Indian stock markets traded into the positive throughout today's session. The indices began on a firm note and buying activity intensified in the subsequent hours propelling the indices higher. This momentum was sustained in the final trading hour as well and the indices closed well above the dotted line. While the BSE-Sensex closed higher by around 346 points (up 2%), the NSE-Nifty closed higher by around 117 points (up 2%). The BSE Mid cap and the BSE Small cap also did well to notch gains of 2% each. Gains were largely seen in banking and oil & gas stocks.
As regards global markets, Asian indices closed mixed today while European indices have opened in the green. The rupee was trading at Rs 50.86 to the dollar at the time of writing.
Power stocks closed firm today with the key gainers being Neyveli Lignite, Tata Power and Power Grid Corporation. As per a leading business daily, National Thermal Power Corporation (NTPC) is looking to invest over Rs 170 bn in two power projects. These projects are to be set up in Maharashtra and would have a total generation capacity of 2,640 MW. Investment approval has been given for the Mouda Super Thermal Power Project having two units of 660 MW each. The project has an estimated cost of around Rs 79 bn. The other project - Solapur Super Thermal Power Project - also has two units of 660 MW each with an estimated cost of around Rs 94 bn. It must be noted that NTPC had capacity of 36,014 MW at the end of December 2011 and is targeting capacity addition of 4,320 MW in FY12. While the company has coal linkages for 9 new projects with a total capacity of 10,920 MW and a gas supply agreement for 14.5 MMSCMD of gas, fuel supplies remain a hindrance to growth. In order to meet some of its future fuel requirements, the company is looking to produce 45 m tonne of coal from its own mines by 2017. The Ministry of Coal will reallocate the five cancelled coal blocks to the company on which it has incurred Rs 5.6 bn as development costs. The stock closed marginally into the positive.

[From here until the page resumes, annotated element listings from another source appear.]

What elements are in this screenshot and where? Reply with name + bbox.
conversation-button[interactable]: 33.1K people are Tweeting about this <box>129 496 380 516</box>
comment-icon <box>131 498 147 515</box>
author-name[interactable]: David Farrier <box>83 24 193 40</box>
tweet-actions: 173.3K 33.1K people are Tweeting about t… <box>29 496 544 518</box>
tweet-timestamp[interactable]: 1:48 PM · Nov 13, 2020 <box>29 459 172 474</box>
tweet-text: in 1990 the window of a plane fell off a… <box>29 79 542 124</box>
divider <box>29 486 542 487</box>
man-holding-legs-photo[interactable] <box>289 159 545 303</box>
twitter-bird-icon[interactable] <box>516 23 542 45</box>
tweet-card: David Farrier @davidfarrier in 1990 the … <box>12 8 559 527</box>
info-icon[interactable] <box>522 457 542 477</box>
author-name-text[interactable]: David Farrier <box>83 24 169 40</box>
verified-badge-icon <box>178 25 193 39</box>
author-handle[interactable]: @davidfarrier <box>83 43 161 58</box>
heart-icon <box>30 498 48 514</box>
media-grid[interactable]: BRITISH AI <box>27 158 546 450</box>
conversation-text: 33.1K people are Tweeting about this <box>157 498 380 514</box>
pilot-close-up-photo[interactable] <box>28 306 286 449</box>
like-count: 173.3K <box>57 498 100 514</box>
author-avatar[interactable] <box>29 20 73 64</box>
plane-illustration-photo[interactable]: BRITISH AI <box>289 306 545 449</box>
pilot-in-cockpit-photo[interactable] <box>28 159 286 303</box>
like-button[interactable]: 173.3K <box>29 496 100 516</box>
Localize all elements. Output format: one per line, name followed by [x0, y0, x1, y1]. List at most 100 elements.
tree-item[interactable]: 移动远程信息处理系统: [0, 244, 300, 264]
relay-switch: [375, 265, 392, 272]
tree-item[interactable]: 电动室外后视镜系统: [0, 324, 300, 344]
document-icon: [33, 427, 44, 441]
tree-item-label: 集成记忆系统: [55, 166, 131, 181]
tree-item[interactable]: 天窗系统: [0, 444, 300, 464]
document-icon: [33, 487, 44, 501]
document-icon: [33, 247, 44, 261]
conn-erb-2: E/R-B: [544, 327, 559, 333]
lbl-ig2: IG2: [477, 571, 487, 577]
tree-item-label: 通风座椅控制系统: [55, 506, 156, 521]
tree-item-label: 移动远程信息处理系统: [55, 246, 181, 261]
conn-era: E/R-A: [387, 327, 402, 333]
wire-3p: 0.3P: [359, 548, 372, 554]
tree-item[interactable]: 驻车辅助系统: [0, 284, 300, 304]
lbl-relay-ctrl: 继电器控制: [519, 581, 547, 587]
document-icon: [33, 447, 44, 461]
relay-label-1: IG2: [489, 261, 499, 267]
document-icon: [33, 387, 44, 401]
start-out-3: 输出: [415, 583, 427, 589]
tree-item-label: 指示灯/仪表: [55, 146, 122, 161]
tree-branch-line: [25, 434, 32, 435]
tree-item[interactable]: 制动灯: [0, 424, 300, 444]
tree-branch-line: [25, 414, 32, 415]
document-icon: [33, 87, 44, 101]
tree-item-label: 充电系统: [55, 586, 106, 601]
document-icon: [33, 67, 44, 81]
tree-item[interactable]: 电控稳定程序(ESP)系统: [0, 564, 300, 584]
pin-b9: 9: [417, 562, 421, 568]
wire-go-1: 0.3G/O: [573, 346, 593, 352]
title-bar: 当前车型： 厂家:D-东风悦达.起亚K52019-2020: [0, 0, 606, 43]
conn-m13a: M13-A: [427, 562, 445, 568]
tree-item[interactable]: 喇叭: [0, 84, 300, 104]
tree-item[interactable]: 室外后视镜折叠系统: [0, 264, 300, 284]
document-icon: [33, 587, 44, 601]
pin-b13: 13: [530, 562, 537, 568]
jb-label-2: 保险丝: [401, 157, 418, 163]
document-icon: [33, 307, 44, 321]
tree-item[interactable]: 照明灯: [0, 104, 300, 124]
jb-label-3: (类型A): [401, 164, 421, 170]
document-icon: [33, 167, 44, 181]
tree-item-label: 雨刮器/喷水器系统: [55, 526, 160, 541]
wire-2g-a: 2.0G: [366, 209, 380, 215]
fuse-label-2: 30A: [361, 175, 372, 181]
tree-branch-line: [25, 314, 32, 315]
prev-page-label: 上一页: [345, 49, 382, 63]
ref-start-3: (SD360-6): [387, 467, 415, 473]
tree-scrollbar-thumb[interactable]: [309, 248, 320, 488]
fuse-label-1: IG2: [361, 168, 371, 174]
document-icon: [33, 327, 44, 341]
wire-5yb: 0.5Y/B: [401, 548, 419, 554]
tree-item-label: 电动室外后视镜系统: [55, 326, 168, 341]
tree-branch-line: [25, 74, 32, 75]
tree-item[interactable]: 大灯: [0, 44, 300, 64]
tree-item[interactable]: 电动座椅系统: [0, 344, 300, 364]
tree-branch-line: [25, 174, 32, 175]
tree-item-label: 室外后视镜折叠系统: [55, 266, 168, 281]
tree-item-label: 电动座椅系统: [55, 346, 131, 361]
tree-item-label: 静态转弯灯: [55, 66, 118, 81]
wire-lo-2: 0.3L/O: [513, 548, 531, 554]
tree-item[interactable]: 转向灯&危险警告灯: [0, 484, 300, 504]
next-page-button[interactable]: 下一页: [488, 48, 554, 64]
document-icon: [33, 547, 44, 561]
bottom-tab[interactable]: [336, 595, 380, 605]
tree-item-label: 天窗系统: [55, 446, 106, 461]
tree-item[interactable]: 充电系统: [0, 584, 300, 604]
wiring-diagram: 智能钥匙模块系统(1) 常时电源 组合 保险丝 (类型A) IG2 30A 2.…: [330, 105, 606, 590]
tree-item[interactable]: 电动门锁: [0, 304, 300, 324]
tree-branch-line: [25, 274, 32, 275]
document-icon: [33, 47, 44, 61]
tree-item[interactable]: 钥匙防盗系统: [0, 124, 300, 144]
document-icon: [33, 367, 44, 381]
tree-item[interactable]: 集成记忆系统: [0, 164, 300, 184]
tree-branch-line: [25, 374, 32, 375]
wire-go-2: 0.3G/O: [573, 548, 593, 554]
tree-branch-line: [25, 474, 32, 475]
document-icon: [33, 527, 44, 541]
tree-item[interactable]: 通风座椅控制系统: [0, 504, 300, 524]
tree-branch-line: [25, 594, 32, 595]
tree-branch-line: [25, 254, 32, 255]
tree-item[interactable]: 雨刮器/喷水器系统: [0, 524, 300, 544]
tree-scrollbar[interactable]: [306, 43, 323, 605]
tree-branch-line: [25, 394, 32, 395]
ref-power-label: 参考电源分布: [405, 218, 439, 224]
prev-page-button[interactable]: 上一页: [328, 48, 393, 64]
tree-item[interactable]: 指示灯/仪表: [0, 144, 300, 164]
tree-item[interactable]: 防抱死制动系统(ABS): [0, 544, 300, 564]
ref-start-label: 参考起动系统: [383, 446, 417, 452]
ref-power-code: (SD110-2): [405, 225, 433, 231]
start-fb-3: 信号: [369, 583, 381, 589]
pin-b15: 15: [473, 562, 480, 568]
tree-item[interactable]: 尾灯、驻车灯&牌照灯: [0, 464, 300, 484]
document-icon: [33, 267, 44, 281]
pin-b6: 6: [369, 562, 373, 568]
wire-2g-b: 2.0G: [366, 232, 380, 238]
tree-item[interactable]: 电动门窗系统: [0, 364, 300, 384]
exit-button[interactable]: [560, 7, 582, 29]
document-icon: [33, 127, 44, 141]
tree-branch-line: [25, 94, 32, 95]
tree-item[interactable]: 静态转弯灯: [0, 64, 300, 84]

As per a leading business daily, the fiscal deficit during April 2011 to February 2012 was Rs 4.94 trillion. This is 94.6% of the revised target for FY12. During the same period in the last fiscal year, the deficit was 68.6% of the budgeted target. Net tax receipts were Rs 4.94 trillion and total expenditure was Rs 11.07 trillion during the April-February period. The government in recent times has been under pressure to lower its fiscal deficit as various forms of subsidy has wreaked havoc on its finances. The Reserve Bank of India (RBI) is also of the view that while it has resorted to monetary tools to lower inflation, the government will have to take efforts to bolster the supply side by removing various infrastructural bottlenecks. It must be noted that in the recent Budget, the government revised up the fiscal deficit target for FY12 to 5.9% of GDP from 4.6% projected earlier.